A CAVERNA
Sérgio Galli

Em tempos de irmão grande, espetáculo de realidade, caravana da fome no vale da miséria, me à mente e ao coração um misto de inveja, ciúme, saudade, nostalgia, descrença, desencanto, indignação que me leva de volta ao pretérito do futuro mais que perfeito das cavernas, ali sim, real, ainda com uma certa espontaneidade, honestidade, claro que com um certo desconforto.

Aparentemente o governo mudou. O PT (uma invenção do então todo poderoso general Golbery e da Confederação Nacional dos Bispos Brasileiros) e a máfia do dendê, ou tropicalistas, chegam ao poder para, como bem disse um personagem de "O gatopardo", do escritor italiano Lampesusa -- que virou um belo filme do Luchino Visconti — "é preciso mudar para que tudo fique como está". Ou seja, Lulinha paz e amor e sua troupe irão continuar e avançar nas mesmas cantilenas do FFHH. Para que isso? Melhor retomar o velho slogan dos anos de chumbo, "chega de intermediário, Anne Kruger (diretora do FMI, para presidente". Afinal, o mito Lula é realçado, reafirmado, incensado pelo marqueteiro de plantão. Quer dizer, circo & circo, pois a tour da fome, ou o fome zero não passam de marquetingue. Sugiro ao Lula e seus comandados que leiam "Vidas secas", do Graciliano Ramos, é muito mais produtivo que mais uma programa assistencialista que simplesmente é mais uma repetição de outras tantas marcas, leve-leite, bolsa-escola, bolsa-alimentação, bolsa ou bolso, bolsa ou a vida. Enquanto isso, as estruturas seculares que vivem justamente da fome, da seca continua intacta, a freqüentar palácios, suntuosos regabofes, festins planálticos, enfim, íntima da corte, seja a velha ou a nova. Os protagonistas do verdadeiros espetáculos estão fartos dessas cenas de teatro de horror.

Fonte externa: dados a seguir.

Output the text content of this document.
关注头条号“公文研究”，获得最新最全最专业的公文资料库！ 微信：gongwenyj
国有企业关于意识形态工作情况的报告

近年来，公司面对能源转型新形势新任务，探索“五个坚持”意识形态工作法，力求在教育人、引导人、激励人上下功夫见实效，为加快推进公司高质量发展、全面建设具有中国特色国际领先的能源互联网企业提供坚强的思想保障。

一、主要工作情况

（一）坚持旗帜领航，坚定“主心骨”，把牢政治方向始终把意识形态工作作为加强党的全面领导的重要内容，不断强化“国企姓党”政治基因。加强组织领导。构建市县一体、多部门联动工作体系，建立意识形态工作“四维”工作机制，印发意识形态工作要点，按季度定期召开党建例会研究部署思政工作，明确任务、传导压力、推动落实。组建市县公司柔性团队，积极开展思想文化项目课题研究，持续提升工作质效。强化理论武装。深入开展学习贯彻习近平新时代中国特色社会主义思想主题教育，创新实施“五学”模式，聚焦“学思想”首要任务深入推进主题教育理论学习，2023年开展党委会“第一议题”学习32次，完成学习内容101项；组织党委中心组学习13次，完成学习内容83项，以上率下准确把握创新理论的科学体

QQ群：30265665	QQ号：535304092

Por falar nisso, lembrando um diretor e cenógrafo russo, Dziga Vertov, "quem não tem nada a dizer, hipertrofia o cenário". Também vale a pena outra citação desta vez de um teatrólogo brasileiro, Antunes Filho, "é a globalização da excrescência". 

Na superfície açucarada de glacê, acrescida de doses flambadas de positivismo, iluminismo, ciência, tecnologia, progresso, vivemos no melhor dos mundos, a felicidade é uma caverna com microondas, freezer, dvd, casa de teatro, tv digital, computador, celular, internet, ciberespaço, sucrilhos, leite longa vida, treinador pessoal, terapeuta, academia de ginástica, manteiga leve, suco dietético, energéticos, caneta esferográfica, scuds, mísseis, cocaína, ecstasy, êxtase, óliude, ratinhos, gugus, faustões, JN, esperanças vãs, ações, cifrões, dólares, euros, money, money, money argent ......................................................................................

Os dias de paraíso perdido, irmão grande, podem estar no fim. A generosidade da natureza tem limite. A biosfera está na exaustão. A fúrias hedonistas e consumistas deixa seus rastros e suas seqüelas. Se a população do hemisfério sul tivesse o mesmo padrão de consumo da parte rica dos habitantes do hemisfério norte precisaria de mais dois ou três planetas. Será que a humanidade precisa desse monte de quinquilharias expostas nas prateleiras do supermercado da esquina? Precisa de quinhentas marcas de pasta de dente? De sabonete? De xampus? Ad infinitum. Ou muda-se o padrão de produção e de consumo ou nada será como antes se é que será ou estará. Doce ilusão. Isso contraria a lógica capitalista e sua retórica de crescimento, desenvolvimento, lucro, competitividade, produtividade, ajuste fiscal, superávit primário, e outros jargões de economistas, profissionais de RH, administradores, bajulados por jornalistas, advogados, psicanalistas, engenheiros, e, claro, publicitários e, finalmente, com a subserviência de parlamentares, ministros, prefeitos, governadores e presidentes de plantão.

De volta ao eterno retorno do pretérito imperfeito da caverna da qual nunca saímos, sem conforto, sem inveja, ciúme, nostalgia, mas com muito cepticismo, resta-me Bach, Beethoven, Brahms, Bartok, Coltrane, Gismonti...


Verão insuportável (que abril venha logo) de 2003
ps: sugestões de leituras: "O homem duplicado", de José Saramago. "Tempos interessantes", de Eric Hobsbawn. "Felicidade", de Eduardo Gianetti. E qualquer coisa do Edgar Morin.